This article outlines the process for tagging endpoints that will be covered by Red Canary Active Remediation within your Red Canary portal. In addition, this article defines the specific process related to each supported EDR.

Supported EDR Sensors:

• Carbon Black Cloud
• Carbon Black Response Active Remediation
• Cortex
• CrowdStrike
• Microsoft Defender for Endpoint
• SentinelOne

Carbon Black Cloud

1. From the Carbon Black Cloud homepage, click the Enforce dropdown in the navigation pane.
2. Click Policies.
3. Click +New Policy.
   
   
4. Enter remediate - [policy name] for your Policy Name.
   Note: For existing policies, rename the policy as remediate - [existing policy name].
5. Click Save. 

Carbon Black Response

1. From the Carbon Black Response homepage, click Sensors in the navigation pane.
   
2. Click NEW.
3. Enter remediate_[sensor group name] for your Group Name.
   
4. Click Create Group.
   Note: Existing sensor groups can be renamed to adhere to this convention.
   

Cortex

By default, endpoints are not placed into a logical group.

1. To create a new Endpoint group, navigate to Endpoints.
2. Click Endpoint Groups, and then click Add Group.
3. Groups should follow the naming convention: remediate - [group_name]
   

CrowdStrike

By default, endpoints are not placed into a logical group.

1. To create a new endpoint group, navigate to Host setup and management.
2. Click Host groups, and then click Add New Group.
3. Groups should follow the naming convention: remediate - [group_name]
   

In addition to creating a new Remediate Host Group, additional configurations may need to be implemented for Response and Prevention Policies.

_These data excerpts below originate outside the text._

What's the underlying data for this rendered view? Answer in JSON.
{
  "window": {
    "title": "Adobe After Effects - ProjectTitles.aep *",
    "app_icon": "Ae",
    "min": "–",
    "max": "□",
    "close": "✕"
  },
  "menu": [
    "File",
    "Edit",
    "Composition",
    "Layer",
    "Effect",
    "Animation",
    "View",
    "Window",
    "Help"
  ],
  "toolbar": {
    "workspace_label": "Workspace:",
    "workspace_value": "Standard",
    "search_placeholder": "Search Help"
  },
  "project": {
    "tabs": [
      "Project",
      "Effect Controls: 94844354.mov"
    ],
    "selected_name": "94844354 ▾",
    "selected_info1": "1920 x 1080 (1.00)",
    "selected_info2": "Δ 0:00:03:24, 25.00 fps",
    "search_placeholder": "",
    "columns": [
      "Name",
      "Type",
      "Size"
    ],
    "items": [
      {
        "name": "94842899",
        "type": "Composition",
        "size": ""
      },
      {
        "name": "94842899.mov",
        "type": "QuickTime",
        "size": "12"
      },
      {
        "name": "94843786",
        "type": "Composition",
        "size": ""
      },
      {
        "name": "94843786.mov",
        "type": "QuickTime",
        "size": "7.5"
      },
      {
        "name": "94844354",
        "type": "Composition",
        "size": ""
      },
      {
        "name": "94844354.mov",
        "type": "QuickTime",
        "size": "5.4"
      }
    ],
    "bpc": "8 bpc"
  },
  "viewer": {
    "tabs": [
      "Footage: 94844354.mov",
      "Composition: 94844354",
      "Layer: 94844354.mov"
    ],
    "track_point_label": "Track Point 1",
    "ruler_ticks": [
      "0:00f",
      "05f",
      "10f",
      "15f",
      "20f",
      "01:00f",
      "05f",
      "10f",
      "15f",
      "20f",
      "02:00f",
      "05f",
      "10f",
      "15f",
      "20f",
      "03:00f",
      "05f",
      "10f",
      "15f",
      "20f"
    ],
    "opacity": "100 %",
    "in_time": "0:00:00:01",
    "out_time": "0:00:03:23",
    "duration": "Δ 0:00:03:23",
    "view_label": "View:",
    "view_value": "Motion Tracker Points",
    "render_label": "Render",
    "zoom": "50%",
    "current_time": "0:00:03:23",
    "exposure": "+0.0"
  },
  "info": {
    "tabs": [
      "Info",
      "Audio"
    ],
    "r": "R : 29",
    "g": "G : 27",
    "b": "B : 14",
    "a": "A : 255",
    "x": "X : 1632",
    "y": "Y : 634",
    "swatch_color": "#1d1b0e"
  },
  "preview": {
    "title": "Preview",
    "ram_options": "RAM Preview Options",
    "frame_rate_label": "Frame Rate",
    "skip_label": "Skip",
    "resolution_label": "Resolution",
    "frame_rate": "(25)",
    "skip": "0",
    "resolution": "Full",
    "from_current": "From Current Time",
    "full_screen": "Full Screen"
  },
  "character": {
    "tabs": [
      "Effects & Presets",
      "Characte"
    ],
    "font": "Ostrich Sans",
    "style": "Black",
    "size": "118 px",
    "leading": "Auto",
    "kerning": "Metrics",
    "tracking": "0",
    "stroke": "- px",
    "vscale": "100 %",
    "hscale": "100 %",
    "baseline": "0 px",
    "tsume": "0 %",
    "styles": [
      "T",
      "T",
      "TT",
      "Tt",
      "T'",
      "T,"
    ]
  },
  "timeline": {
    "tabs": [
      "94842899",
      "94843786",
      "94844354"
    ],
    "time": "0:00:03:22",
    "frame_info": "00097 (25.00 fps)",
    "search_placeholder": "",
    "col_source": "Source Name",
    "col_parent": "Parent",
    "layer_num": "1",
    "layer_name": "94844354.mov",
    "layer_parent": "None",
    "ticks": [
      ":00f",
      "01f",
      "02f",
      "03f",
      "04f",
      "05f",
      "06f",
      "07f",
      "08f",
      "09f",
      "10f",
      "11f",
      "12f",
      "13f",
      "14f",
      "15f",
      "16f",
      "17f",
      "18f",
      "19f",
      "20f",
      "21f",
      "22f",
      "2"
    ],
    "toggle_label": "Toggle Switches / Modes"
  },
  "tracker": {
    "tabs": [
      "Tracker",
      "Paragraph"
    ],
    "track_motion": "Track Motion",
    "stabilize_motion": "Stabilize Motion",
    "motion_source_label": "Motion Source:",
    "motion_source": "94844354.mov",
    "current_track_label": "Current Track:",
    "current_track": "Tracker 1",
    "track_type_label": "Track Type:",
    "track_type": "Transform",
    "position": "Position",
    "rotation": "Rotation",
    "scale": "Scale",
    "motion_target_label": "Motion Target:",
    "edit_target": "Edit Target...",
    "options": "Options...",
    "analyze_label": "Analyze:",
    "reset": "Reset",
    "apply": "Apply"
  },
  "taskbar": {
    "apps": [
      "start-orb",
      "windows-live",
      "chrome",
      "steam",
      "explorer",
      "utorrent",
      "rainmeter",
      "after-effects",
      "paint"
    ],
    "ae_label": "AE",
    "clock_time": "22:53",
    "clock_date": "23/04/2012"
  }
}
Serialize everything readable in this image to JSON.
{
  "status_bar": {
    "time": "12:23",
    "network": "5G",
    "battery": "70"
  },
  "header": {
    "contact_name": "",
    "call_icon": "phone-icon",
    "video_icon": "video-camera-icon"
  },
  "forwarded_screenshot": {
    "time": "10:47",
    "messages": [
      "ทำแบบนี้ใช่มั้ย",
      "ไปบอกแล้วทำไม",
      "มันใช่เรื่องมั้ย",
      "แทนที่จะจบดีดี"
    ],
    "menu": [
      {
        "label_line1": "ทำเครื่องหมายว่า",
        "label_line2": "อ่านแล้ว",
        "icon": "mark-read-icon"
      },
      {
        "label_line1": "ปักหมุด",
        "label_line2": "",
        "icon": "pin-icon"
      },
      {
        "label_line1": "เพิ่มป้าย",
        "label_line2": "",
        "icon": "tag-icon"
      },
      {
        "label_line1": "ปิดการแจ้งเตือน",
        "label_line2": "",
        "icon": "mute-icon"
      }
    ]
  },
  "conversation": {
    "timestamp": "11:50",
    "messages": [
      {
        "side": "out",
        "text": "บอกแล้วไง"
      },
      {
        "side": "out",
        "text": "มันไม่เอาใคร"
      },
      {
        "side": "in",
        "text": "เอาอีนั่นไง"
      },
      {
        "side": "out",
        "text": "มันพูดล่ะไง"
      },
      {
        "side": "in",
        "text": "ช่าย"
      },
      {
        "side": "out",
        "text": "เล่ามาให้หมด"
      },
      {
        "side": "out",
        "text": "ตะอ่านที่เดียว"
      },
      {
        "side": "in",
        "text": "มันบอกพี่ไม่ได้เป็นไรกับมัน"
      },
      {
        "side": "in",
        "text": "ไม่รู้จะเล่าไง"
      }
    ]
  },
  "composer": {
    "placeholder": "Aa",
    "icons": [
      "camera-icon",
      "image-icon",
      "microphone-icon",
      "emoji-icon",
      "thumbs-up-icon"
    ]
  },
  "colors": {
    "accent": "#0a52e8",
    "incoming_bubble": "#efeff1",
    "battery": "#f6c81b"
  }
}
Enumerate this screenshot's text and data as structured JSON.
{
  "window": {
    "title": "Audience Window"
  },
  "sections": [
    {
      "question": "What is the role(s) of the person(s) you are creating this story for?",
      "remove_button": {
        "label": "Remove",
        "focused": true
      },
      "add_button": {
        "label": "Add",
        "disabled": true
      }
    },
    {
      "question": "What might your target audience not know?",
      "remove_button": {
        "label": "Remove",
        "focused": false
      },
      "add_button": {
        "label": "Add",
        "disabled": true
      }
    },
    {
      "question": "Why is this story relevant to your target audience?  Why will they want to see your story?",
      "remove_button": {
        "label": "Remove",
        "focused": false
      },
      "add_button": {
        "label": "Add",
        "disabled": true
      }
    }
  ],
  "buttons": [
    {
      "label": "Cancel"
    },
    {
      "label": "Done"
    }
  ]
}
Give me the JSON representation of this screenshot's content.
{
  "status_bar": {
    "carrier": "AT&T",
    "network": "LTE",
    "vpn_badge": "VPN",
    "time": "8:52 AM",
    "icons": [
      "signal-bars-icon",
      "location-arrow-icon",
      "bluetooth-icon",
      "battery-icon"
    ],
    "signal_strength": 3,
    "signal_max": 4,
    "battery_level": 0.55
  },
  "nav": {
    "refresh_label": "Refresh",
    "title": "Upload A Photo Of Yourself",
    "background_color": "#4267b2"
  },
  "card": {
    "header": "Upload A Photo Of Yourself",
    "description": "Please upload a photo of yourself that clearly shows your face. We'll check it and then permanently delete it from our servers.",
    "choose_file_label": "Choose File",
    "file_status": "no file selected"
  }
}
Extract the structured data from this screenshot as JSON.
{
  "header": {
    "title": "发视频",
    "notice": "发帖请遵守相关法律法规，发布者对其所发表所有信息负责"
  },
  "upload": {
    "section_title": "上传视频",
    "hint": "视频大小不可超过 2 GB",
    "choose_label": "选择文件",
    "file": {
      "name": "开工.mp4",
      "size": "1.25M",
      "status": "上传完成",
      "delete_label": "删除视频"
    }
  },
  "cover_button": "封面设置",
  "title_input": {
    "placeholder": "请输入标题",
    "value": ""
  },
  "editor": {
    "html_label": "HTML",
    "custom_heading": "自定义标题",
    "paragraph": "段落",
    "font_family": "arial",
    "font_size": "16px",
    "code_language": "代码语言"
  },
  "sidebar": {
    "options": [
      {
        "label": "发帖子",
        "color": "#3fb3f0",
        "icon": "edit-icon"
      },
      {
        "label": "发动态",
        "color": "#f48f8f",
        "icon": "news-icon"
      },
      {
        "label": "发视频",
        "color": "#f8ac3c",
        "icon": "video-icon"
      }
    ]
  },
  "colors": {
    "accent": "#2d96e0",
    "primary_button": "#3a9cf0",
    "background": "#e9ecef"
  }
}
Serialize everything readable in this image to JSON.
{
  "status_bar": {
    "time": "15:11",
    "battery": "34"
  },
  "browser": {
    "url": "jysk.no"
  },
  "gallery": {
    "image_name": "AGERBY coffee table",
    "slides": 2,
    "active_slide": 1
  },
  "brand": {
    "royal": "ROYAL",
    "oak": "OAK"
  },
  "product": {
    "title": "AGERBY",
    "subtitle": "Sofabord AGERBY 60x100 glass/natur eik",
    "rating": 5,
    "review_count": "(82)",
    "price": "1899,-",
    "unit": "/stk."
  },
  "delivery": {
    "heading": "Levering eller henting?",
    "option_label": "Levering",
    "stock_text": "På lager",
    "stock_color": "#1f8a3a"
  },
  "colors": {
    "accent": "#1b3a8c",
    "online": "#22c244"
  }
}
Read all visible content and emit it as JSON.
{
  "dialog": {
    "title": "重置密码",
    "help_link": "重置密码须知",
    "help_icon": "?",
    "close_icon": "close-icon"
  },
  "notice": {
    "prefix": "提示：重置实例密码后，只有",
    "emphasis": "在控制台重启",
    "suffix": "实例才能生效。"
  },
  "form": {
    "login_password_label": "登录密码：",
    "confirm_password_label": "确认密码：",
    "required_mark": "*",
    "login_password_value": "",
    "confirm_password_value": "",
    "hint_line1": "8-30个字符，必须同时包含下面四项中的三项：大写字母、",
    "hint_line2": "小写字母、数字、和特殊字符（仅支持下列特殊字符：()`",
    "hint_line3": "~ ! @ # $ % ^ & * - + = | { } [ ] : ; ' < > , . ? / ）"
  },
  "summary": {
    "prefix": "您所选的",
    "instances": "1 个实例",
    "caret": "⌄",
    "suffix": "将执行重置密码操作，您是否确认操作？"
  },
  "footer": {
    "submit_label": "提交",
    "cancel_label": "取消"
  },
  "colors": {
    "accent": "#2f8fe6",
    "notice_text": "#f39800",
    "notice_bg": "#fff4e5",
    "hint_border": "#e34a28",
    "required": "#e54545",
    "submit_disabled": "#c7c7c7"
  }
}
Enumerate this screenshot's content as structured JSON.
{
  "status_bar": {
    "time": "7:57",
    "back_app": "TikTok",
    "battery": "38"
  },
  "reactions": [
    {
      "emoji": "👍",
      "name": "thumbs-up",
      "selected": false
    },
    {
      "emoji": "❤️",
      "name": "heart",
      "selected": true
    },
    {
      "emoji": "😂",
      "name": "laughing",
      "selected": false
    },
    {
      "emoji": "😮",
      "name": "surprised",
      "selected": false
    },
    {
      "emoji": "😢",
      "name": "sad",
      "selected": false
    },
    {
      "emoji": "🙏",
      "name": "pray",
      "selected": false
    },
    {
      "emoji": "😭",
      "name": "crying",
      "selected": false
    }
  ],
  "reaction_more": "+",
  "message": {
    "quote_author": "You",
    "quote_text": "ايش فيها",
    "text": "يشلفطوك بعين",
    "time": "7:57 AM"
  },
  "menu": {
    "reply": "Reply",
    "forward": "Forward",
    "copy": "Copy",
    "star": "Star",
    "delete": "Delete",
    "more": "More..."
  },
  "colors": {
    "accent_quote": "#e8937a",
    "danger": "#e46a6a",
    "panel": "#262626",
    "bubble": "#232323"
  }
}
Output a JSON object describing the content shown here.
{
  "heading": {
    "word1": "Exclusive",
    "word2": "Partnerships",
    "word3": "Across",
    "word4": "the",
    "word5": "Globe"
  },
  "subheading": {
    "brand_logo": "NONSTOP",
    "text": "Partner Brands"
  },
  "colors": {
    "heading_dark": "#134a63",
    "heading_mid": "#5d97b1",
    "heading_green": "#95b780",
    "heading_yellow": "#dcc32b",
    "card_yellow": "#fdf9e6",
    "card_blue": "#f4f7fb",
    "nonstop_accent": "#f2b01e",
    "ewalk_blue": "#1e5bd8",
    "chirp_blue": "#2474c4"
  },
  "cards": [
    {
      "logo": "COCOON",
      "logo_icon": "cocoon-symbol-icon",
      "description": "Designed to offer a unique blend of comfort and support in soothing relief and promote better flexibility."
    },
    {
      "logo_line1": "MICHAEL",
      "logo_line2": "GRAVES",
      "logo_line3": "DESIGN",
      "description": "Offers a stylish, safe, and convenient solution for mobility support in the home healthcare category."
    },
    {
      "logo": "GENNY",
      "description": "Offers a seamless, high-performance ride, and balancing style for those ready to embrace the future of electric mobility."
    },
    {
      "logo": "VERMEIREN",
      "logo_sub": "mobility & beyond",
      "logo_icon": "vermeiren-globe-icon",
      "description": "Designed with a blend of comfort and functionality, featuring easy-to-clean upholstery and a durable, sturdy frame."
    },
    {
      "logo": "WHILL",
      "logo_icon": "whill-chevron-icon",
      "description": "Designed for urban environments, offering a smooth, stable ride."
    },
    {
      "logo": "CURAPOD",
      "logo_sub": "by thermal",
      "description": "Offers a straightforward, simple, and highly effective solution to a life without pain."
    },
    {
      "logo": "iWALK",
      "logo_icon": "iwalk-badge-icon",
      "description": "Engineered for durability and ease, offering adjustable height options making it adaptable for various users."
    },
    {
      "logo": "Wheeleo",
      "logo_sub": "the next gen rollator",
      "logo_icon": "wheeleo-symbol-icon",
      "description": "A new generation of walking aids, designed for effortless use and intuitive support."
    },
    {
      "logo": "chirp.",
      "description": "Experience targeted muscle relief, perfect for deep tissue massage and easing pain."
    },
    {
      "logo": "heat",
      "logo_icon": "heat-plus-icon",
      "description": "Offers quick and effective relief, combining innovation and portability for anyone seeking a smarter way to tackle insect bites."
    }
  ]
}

1. To review your Prevention Policies, navigate to Endpoint Security, and then click Configure.
2. Click Prevention Policies. 
3. Remediate host groups must have the following policy feature enabled in their attached policy for both Windows and OSX:
   1. Custom Blocking
      
4. To review your Response Policies, navigate to Host Setup and Management, and then click Response and Containment.
5. Click Response Policies.
6. Remediate host groups must have the following settings enabled in the attached policy for both Windows and OSX:
   1. Real Time Response
   2. Custom Scripts
   3. Get
   4. Put
   5. Run
      

Microsoft Defender for Endpoint

• For more information see, Active remediation device group setup in Microsoft Defender for Endpoint

SentinelOne

By default, endpoints are placed into a “Default Group” in a respective site and inherit the site policies.

1. To create a new endpoint group, navigate to endpoints (Sentinels).
2. Click Group, and then click New Group.
3. Enter remediate - [group_name] for your group name.
   
   

Red Canary–Select your Endpoints for Active Remediation

1. From the Red Canary homepage, click Endpoints.
2. Select the Endpoints you want to include in the Remediation group.
   Note: This can be done by OS, hostname, and a number of other fields.
3. Click the Reporting Tags dropdown, and then click Set tag and value.
   
4. Enter a Tag name.
5. In the Value field, enter remediate.
6. Click Set Reporting Tag.
   Note: This tag name and value will need to be set on new endpoints as they are onboarded to Red Canary for those endpoints to be in-scope for Active Remediation.